Diotima a alors dit à Socrate la bonne façon d'apprendre à aimer la beauté. Il faut d'abord apprendre à un jeune homme à aimer un beau corps afin qu'il réalise que ce beau corps partage la beauté avec d'autres beaux corps, et qu'il est donc insensé d'aimer juste un beau corps. En aimant tous les beaux corps, il apprend à apprécier que la beauté de l'âme est supérieure à la beauté du corps, et commence à aimer ceux qui sont beaux dans l'âme, qu'ils soient ou non beaux dans leur corps. Une fois qu'il a transcendé le physique, il découvre peu à peu que de belles pratiques et coutumes et les différentes sortes de connaissances partagent également une beauté commune. Enfin, il est capable d'expérimenter la beauté elle-même, plutôt que les différentes apparitions de la beauté. En échangeant les diverses apparitions de la vertu contre la vertu elle-même, il obtient l'immortalité et l'amour des dieux. C'est pourquoi l'amour est si important, et pourquoi il mérite tant d'éloges.

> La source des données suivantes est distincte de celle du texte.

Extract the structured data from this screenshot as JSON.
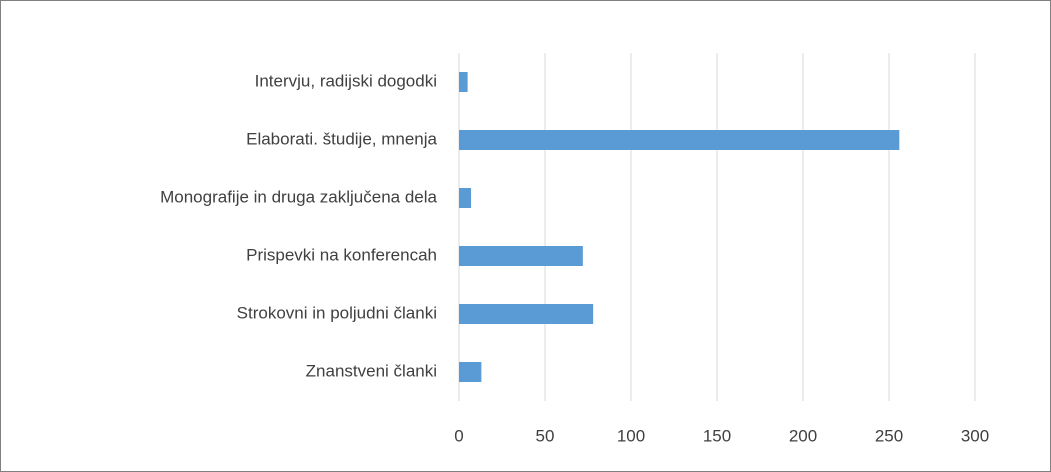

Pour Aristote, le bonheur implique l'exercice de la raison parce que la capacité de raisonner est la fonction distinctive des êtres humains. Cependant, on pourrait soutenir que la fonction distinctive des êtres humains n'est pas la capacité de raisonner mais la capacité de former des relations significatives et aimantes. Platon réconcilie ces positions en mélangeant le désir, l'amitié et la philosophie en une seule expérience totale qui transcende et transforme l'existence humaine et qui la relie aux vérités intemporelles et universelles de l'éternel et de l'infini. Pour Platon, la vérité et l'authenticité sont une valeur plus élevée que la raison ou l'amour, qui visent à eux, et une valeur plus élevée même que le bonheur, qui est simplement la manifestation de leur présence.
Neel Burton est l'auteur de La Sens de la Folie , L'Art de l'Échec: Le Guide Anti-Secours, Cacher et Chercher: La Psychologie de l'Auto-Tromperie, Le Paradis et l'Enfer: La Psychologie des Émotions , et d'autres livres.